Belarus’un otoriter lideri Aleksander Lukaşenka, 123 siyasi mahkûmu serbest bıraktı. Affedilen ve aynı zamanda ülkeyi terk etmeye zorlananlar arasında sivil haklar aktivisti Mariya Kalesnikava, eski devlet başkanı adayı Viktar Babarika ve Nobel Barış Ödülü sahibi Ales Byalyatski de bulunuyor. ABD, daha önce Belarus potasyum sektörüne yönelik yaptırımların kaldırılacağını duyurmuştu.

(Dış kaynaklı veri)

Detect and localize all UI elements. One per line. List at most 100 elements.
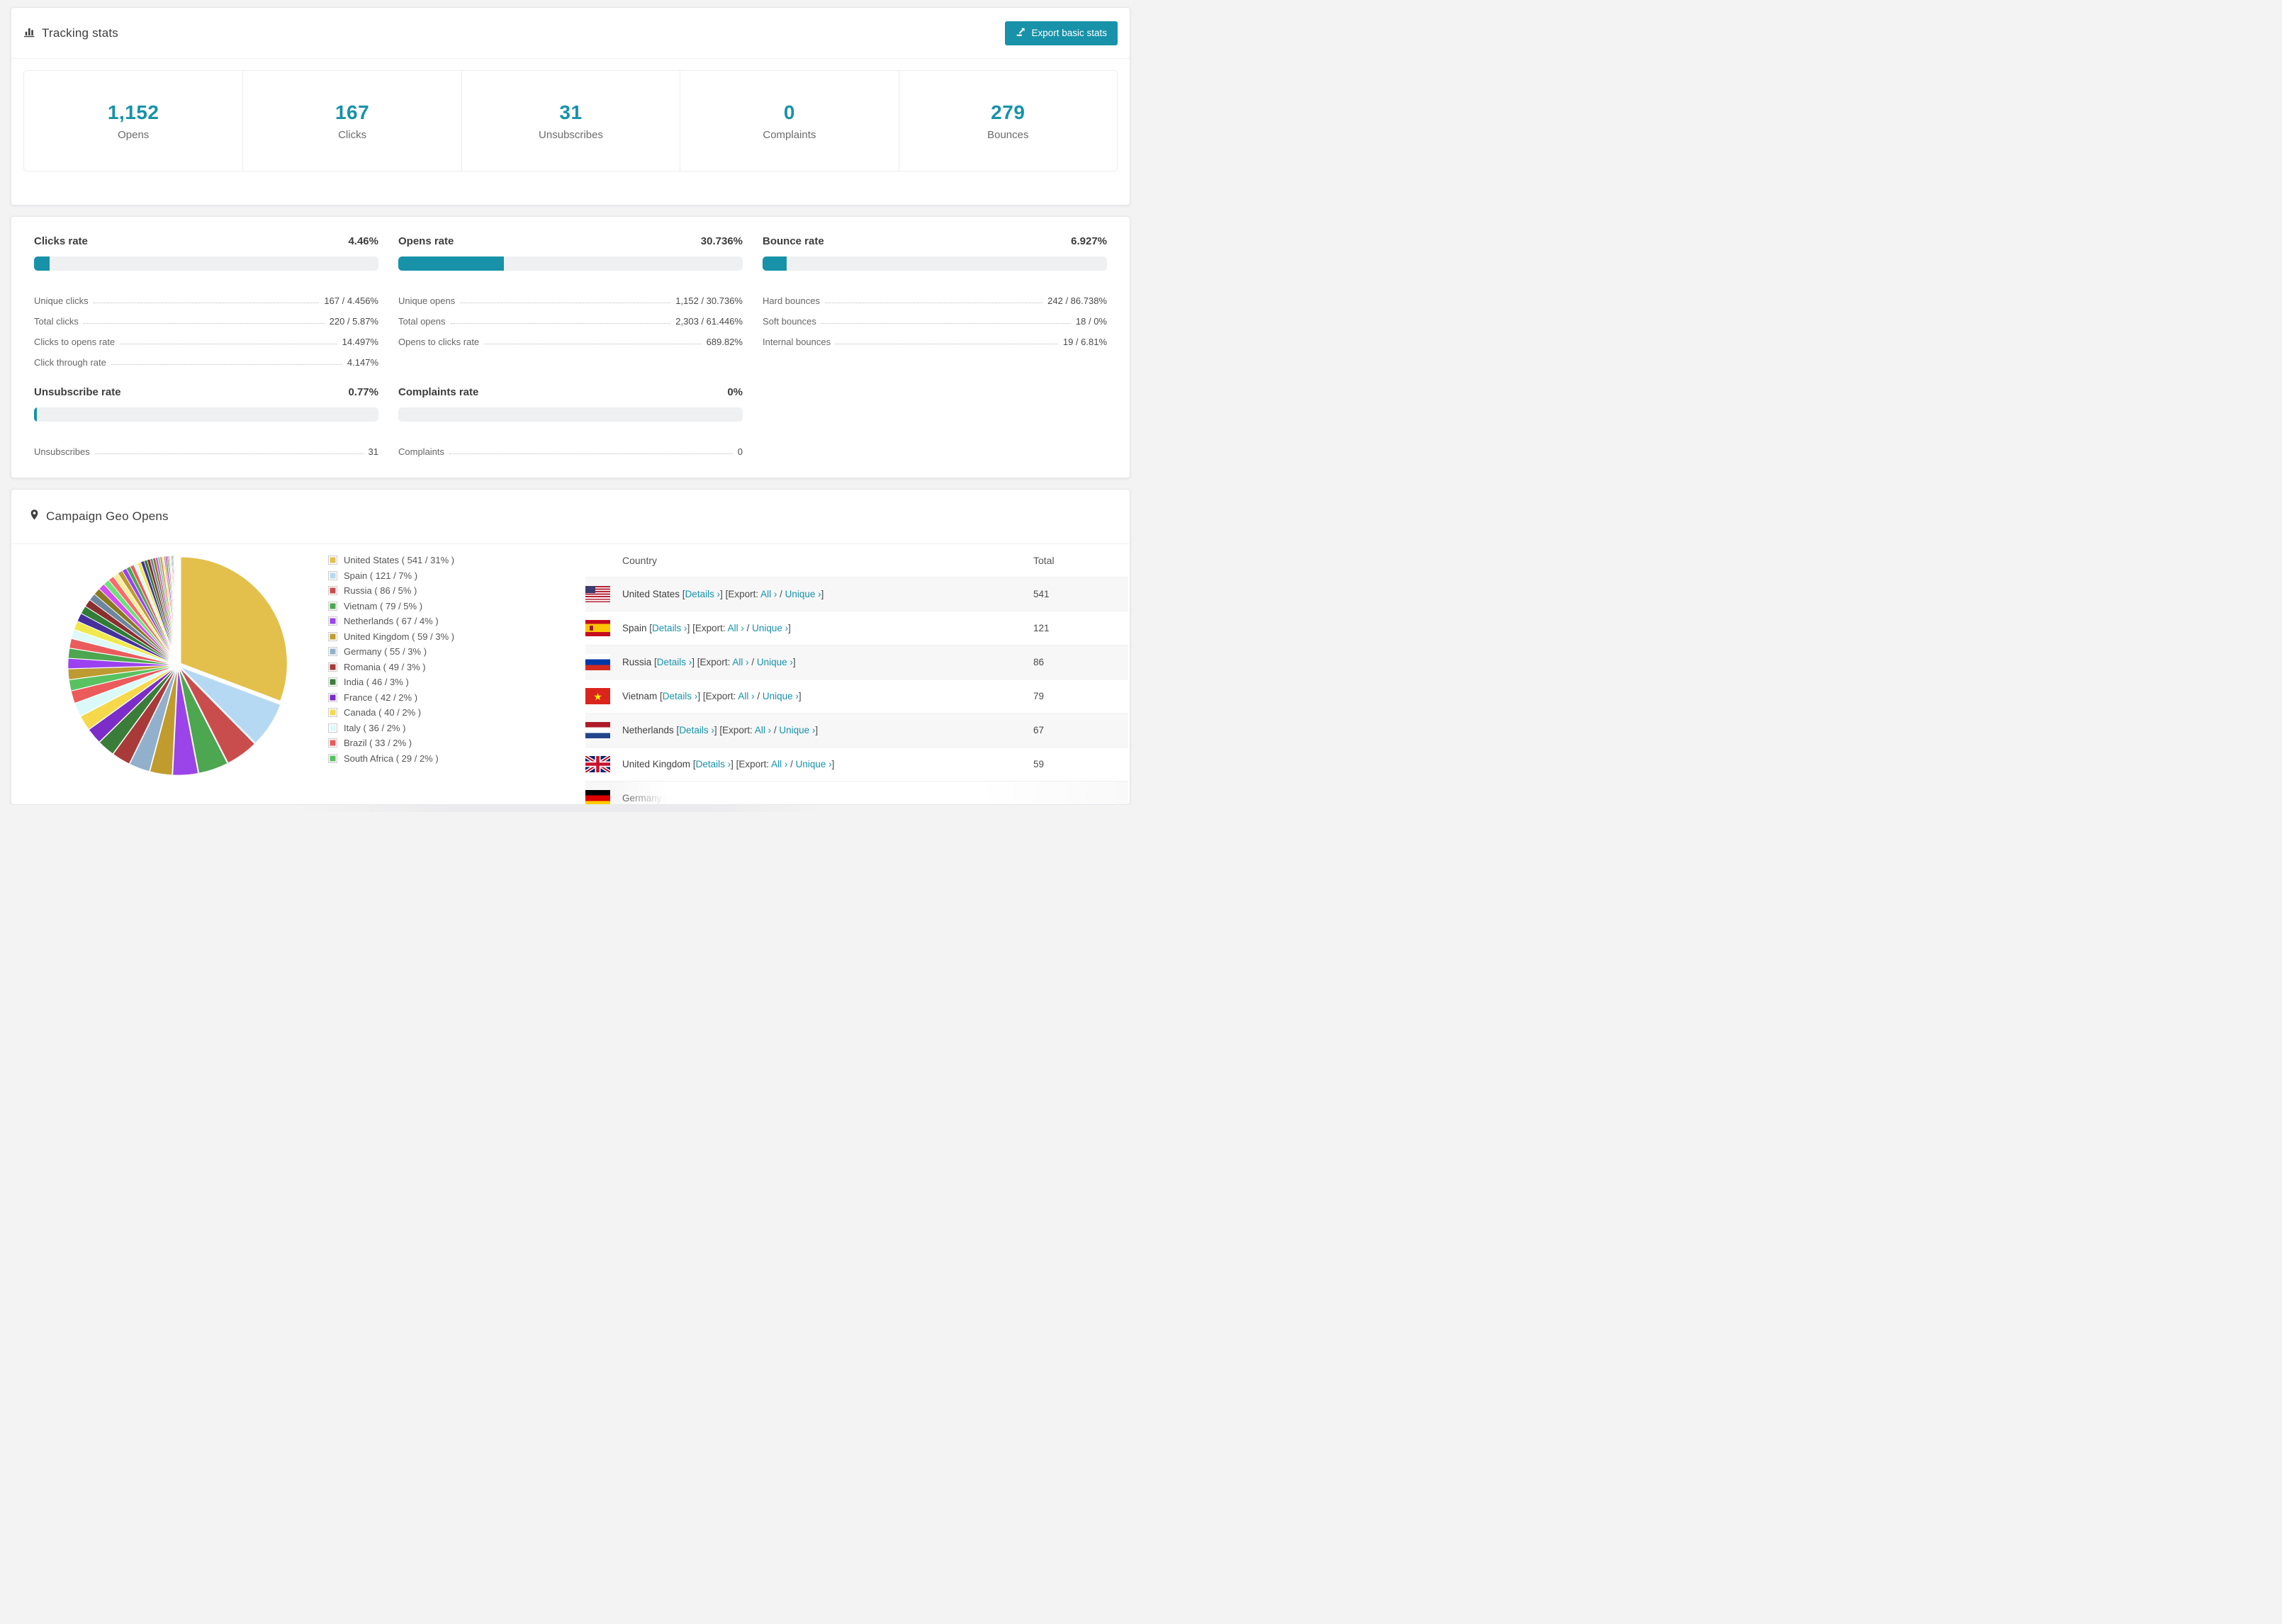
export-all-link[interactable]: All › [755, 725, 771, 735]
country-cell: United States [Details ›] [Export: All ›… [622, 589, 824, 599]
export-unique-link[interactable]: Unique › [779, 725, 815, 735]
total-cell: 541 [1033, 589, 1050, 599]
metric-label: Unique opens [398, 295, 456, 306]
rate-metric-row: Unique opens 1,152 / 30.736% [398, 286, 743, 306]
table-row: Netherlands [Details ›] [Export: All › /… [585, 713, 1128, 747]
rate-metric-row: Unique clicks 167 / 4.456% [34, 286, 378, 306]
export-all-link[interactable]: All › [738, 691, 754, 701]
column-header-total: Total [1033, 555, 1055, 566]
details-link[interactable]: Details › [679, 725, 714, 735]
geo-table: Country Total United States [Details ›] … [585, 544, 1128, 804]
stat-value: 31 [559, 101, 583, 123]
flag-de [585, 790, 610, 804]
metric-label: Unsubscribes [34, 446, 90, 457]
rate-progress-track [763, 256, 1107, 271]
bounce-rate-panel: Bounce rate 6.927% Hard bounces 242 / 86.73… [763, 235, 1107, 368]
unsubscribe-rate-rows: Unsubscribes 31 [34, 436, 378, 457]
legend-swatch [328, 556, 337, 565]
metric-label: Soft bounces [763, 316, 816, 327]
legend-label: Romania ( 49 / 3% ) [344, 661, 426, 672]
legend-label: United States ( 541 / 31% ) [344, 555, 455, 566]
country-name: United States [622, 589, 682, 599]
export-unique-link[interactable]: Unique › [757, 657, 793, 667]
details-link[interactable]: Details › [657, 657, 692, 667]
metric-label: Total opens [398, 316, 446, 327]
legend-label: India ( 46 / 3% ) [344, 677, 409, 688]
export-all-link[interactable]: All › [771, 759, 787, 769]
export-unique-link[interactable]: Unique › [763, 691, 799, 701]
legend-swatch [328, 692, 337, 702]
rate-progress-fill [34, 256, 50, 271]
export-all-link[interactable]: All › [732, 657, 748, 667]
flag-us [585, 586, 610, 602]
rate-progress-fill [398, 256, 505, 271]
stat-clicks: 167 Clicks [242, 71, 461, 171]
legend-swatch [328, 631, 337, 641]
country-name: Spain [622, 623, 650, 633]
details-link[interactable]: Details › [696, 759, 731, 769]
total-cell: 59 [1033, 759, 1045, 769]
export-unique-link[interactable]: Unique › [796, 759, 832, 769]
export-unique-link[interactable]: Unique › [752, 623, 788, 633]
legend-item: Spain ( 121 / 7% ) [328, 568, 576, 584]
legend-swatch [328, 753, 337, 763]
summary-stats-row: 1,152 Opens 167 Clicks 31 Unsubscribes 0 Compla… [23, 70, 1118, 171]
tracking-stats-header: Tracking stats Export basic stats [11, 8, 1130, 59]
legend-item: United Kingdom ( 59 / 3% ) [328, 629, 576, 645]
export-all-link[interactable]: All › [743, 793, 759, 803]
dotted-leader [449, 453, 733, 454]
details-link[interactable]: Details › [685, 589, 721, 599]
table-row: ★ Vietnam [Details ›] [Export: All › / Un… [585, 679, 1128, 713]
geo-pie-chart[interactable] [61, 548, 295, 782]
metric-value: 167 / 4.456% [324, 295, 378, 306]
total-cell: 86 [1033, 657, 1045, 667]
export-all-link[interactable]: All › [728, 623, 744, 633]
rate-value: 6.927% [1071, 235, 1107, 247]
export-unique-link[interactable]: Unique › [785, 589, 821, 599]
table-row: Germany [Details ›] [Export: All › / Uni… [585, 781, 1128, 804]
rate-metric-row: Total opens 2,303 / 61.446% [398, 306, 743, 327]
legend-item: Romania ( 49 / 3% ) [328, 660, 576, 675]
details-link[interactable]: Details › [663, 691, 698, 701]
stat-value: 279 [991, 101, 1025, 123]
metric-label: Opens to clicks rate [398, 337, 480, 347]
dotted-leader [821, 323, 1071, 324]
bar-chart-icon [23, 26, 35, 41]
legend-item: Germany ( 55 / 3% ) [328, 644, 576, 660]
legend-swatch [328, 570, 337, 580]
legend-label: Vietnam ( 79 / 5% ) [344, 600, 423, 611]
rate-title: Opens rate [398, 235, 454, 247]
geo-legend: United States ( 541 / 31% ) Spain ( 121 /… [328, 553, 576, 766]
campaign-geo-opens-card: Campaign Geo Opens United States ( 541 /… [11, 489, 1130, 805]
rate-metric-row: Clicks to opens rate 14.497% [34, 327, 378, 347]
metric-value: 2,303 / 61.446% [675, 316, 743, 327]
legend-label: France ( 42 / 2% ) [344, 692, 418, 703]
country-name: Russia [622, 657, 655, 667]
metric-label: Click through rate [34, 357, 106, 368]
stat-label: Complaints [763, 128, 816, 141]
page-bottom-shade [0, 805, 1141, 812]
bounce-rate-head: Bounce rate 6.927% [763, 235, 1107, 247]
stat-complaints: 0 Complaints [680, 71, 898, 171]
legend-item: Canada ( 40 / 2% ) [328, 705, 576, 721]
export-all-link[interactable]: All › [760, 589, 777, 599]
flag-vn: ★ [585, 688, 610, 704]
rate-metric-row: Complaints 0 [398, 436, 743, 457]
metric-value: 18 / 0% [1075, 316, 1107, 327]
export-basic-stats-button[interactable]: Export basic stats [1005, 21, 1118, 45]
legend-label: Germany ( 55 / 3% ) [344, 646, 427, 658]
details-link[interactable]: Details › [667, 793, 702, 803]
legend-item: Brazil ( 33 / 2% ) [328, 735, 576, 751]
rate-progress-fill [34, 407, 37, 422]
metric-value: 14.497% [342, 337, 378, 347]
metric-value: 4.147% [347, 357, 378, 368]
details-link[interactable]: Details › [652, 623, 687, 633]
rate-metric-row: Unsubscribes 31 [34, 436, 378, 457]
legend-swatch [328, 662, 337, 672]
flag-nl [585, 722, 610, 738]
dotted-leader [111, 364, 342, 365]
legend-swatch [328, 601, 337, 611]
export-unique-link[interactable]: Unique › [767, 793, 803, 803]
rate-title: Complaints rate [398, 386, 479, 398]
metric-label: Internal bounces [763, 337, 831, 347]
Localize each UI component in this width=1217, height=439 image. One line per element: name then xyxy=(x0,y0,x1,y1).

Trump'ın lütfuyla korunan iktidar
Rzeczpospolita’ya göre serbest bırakmalar, Lukaşenka’nın iktidarını sağlamlaştırma çabalarının bir parçası:
“Lukaşenka, Donald Trump ile olan ‘dostluğunun’ nihayetinde AB yaptırımlarının da kaldırılmasına yol açacağı umudunu muhtemelen yitirmemiş. Bu sayede, Rusya ile Ukrayna arasındaki savaş sırasında küçülen ekonomisi sonunda yeniden canlanabilir ve o da iktidarı en küçük (ve en güçlü aday olan) oğlu Nikolay’a devredene kadar tasasızca hüküm sürebilir. Peki iş bu noktaya varacak mı?”
Avrupa göz ardı edildi
Politiken, serbest bırakmaların ağızda kötü bir tat bıraktığı görüşünde:
“Belarus, Avrupa’ya karşı yürütülen hibrit bir savaşın da sahnesi konumunda. Göçmenlerin AB’ye kaçak sokulması ve yüzlerce kaçakçılık balonu da buna dahil. ... Ancak hafta sonu varılan mahkûm anlaşmasında Avrupa hiçbir şekilde gözetilmedi. Anlaşma AB baypas edilerek müzakere edildi ve Donald Trump’ın demokratik müttefiklerine yönelik küçümsemesi bir kez daha vurgulanmış oldu. Trump belli ki Maria Kalesnikava ve daha pek çoklarına yıllardır işkence eden otokratlarla daha iyi anlaşıyor. Onlar da bunu yapmaya devam ediyor. Bundan şüphe yok.”
İmaj ve para kazandı
Tarihçi Andrey Zubov, Facebook’ta Lukaşenka’nın bu durumdan nasıl istifade ettiğini şöyle açıklıyor:
“Belarus diktatörü şüphesiz hem kendi siyasi imajını hem de rejiminin imajını düzeltti. Özellikle Rusya’nın Ukrayna’daki savaşına müdahil olmamayı başardığından, artık neredeyse bir hümanist ve makul insan olarak görülüyor. ... Belarus’un en önemli ihracat sektörü olan potas tuzu üretimi ve işlenmesine yönelik yaptırımların kaldırılması bu sektörü canlandıracak, binlerce yeni istihdam yaratacak ve ABD ile dünyanın geri kalanına yapılan satışlar sayesinde ülkeye muazzam gelirler sağlayacak. ... Batı ile müzakereye yönelik bu olumlu isteklilik, Lukaşenka rejiminin istikrar kazanmasını ve Putin rejimine olan bağımlılığını azaltmasını mümkün kılıyor.”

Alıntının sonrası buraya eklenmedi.